Turkish Cypriot leader-elect Tufan Erhurman received his official mandate certificate on Monday after pulling off a landslide victory over his soon-to-be predecessor Ersin Tatar at Sunday’s election.
The certificate was handed to him by Turkish Cypriot supreme election council chairman Bertan Ozerdag at the courthouse in Nicosia’s old town.
“No one had the slightest doubt. This is a testament to how deeply entrenched democracy, with all its institutions, is in our country … I received my mandate today. As president, I will not give up for even a minute on protecting the rule of the constitution and the rule of law,” Erhurman said.
He will be officially sworn in as Turkish Cypriot leader on Friday morning.
Earlier on Monday, the election’s official results had been announced, spelling out in fine detail the immense margin of Erhurman’s victory the previous day.

He won 87,137 votes – almost 20,000 more than the previous record number of votes amassed by a Turkish Cypriot leadership candidate – and took 62.8 per cent of the vote, a proportion not matched since Rauf Denktash’s victory in 1990.
For Ersin Tatar, meanwhile, it was a chastening night, winning just 35.8 per cent of the vote and being beaten in each of the north’s six electoral districts, including Trikomo, typically a stronghold for nationalist candidates.
In northern Nicosia, meanwhile, he managed to win just 29.4 per cent of the vote.
Erhurman made his victory speech to a crowd of thousands at northern Nicosia’s Kizilbas Park on Sunday night, telling them that the day’s election was “not an election where some people win and others lose”, but that instead, “the Turkish Cypriot people won tonight”.
“There are many wonderful things we can do together. When we are together, there is nothing we cannot do,” he said.
Later in his speech, he promised that he will “never give up on this land” and “never give up on the children of this country”.

“I am proud to be the president of and one of the Turkish Cypriot people.

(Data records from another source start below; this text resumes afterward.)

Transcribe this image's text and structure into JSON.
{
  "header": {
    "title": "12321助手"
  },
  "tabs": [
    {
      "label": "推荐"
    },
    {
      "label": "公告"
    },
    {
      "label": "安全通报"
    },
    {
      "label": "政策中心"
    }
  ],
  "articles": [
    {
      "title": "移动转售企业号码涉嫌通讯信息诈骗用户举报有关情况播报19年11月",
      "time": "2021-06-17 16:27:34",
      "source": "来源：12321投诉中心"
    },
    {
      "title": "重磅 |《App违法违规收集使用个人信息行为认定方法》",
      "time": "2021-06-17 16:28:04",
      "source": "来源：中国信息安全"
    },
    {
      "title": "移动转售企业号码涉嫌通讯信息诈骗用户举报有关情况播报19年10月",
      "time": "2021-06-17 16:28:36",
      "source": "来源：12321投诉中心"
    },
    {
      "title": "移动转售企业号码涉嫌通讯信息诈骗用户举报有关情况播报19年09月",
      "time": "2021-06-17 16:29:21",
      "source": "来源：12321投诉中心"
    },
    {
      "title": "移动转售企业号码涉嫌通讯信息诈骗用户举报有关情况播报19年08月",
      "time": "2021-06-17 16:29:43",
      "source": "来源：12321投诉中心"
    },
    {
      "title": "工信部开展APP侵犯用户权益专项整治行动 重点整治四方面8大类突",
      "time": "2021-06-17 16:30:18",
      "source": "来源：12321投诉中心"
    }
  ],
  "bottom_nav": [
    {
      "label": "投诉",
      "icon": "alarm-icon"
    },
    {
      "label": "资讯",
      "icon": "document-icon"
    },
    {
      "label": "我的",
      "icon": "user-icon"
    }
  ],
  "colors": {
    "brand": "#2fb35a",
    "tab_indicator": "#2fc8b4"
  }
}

I thank you for walking with me and for granting me this honour,” he said.
Erhurman’s election comes at a time of heightened activity on the Cyprus problem, and as such, a busy few weeks await him.
He promised during the campaign that his first visit on taking office would be to Ankara to meet Turkish President Recep Tayyip Erdogan and other high-level Turkish officials – an important move on light of the fact that many in the highest echelons of Turkish politics have spent the last few weeks actively campaigning against him.
On the island, he is expected to meet new United Nations high representative Khassim Diagne, and later envoy Maria Angela Holguin, ahead of a third enlarged meeting on the Cyprus problem of the year, which is expected to take place in New York towards the end of the month.
That meeting, just as the previous two meetings attended by Tatar, will be attended by representatives of Cyprus’ two sides, its three guarantor powers, Greece, Turkey and the United Kingdom, and the UN.
Born on September 11, 1970 in Nicosia, Erhurman attended the Turk Maarif Koleji, the most prestigious school in the north which does not charge tuition fees, before going on to study law at Ankara University.

Back on the island, he began working as a faculty member at Famagusta’s Eastern Mediterranean University and later at northern Nicosia’s Near East University, before being named on former Turkish Cypriot leader Mehmet Ali Talat’s negotiating team in 2008.
He remained on the negotiating team until 2010, when Talat was beaten in that year’s leadership election by Dervish Eroglu, before entering frontline politics three years later as an ‘MP’.
He became the CTP’s leader in 2016, and became ‘prime minister’ after the 2018 legislative elections, despite a poor electoral performance, putting together an unlikely four-party ruling coalition.
When that coalition fell apart in 2019, he returned to opposition, before running for election as Turkish Cypriot leader in 2020, and finishing in third place behind Tatar and Mustafa Akinci. Five years on, he has pulled off a historic victory, and will now serve a five-year term until October 2030.
He has long been an advocate for a federal solution to the Cyprus problem and for strengthened relations between the Turkish Cypriots and the European Union, telling a rally of around a thousand people in Kyrenia in August that “every corner of this island will be Europe”.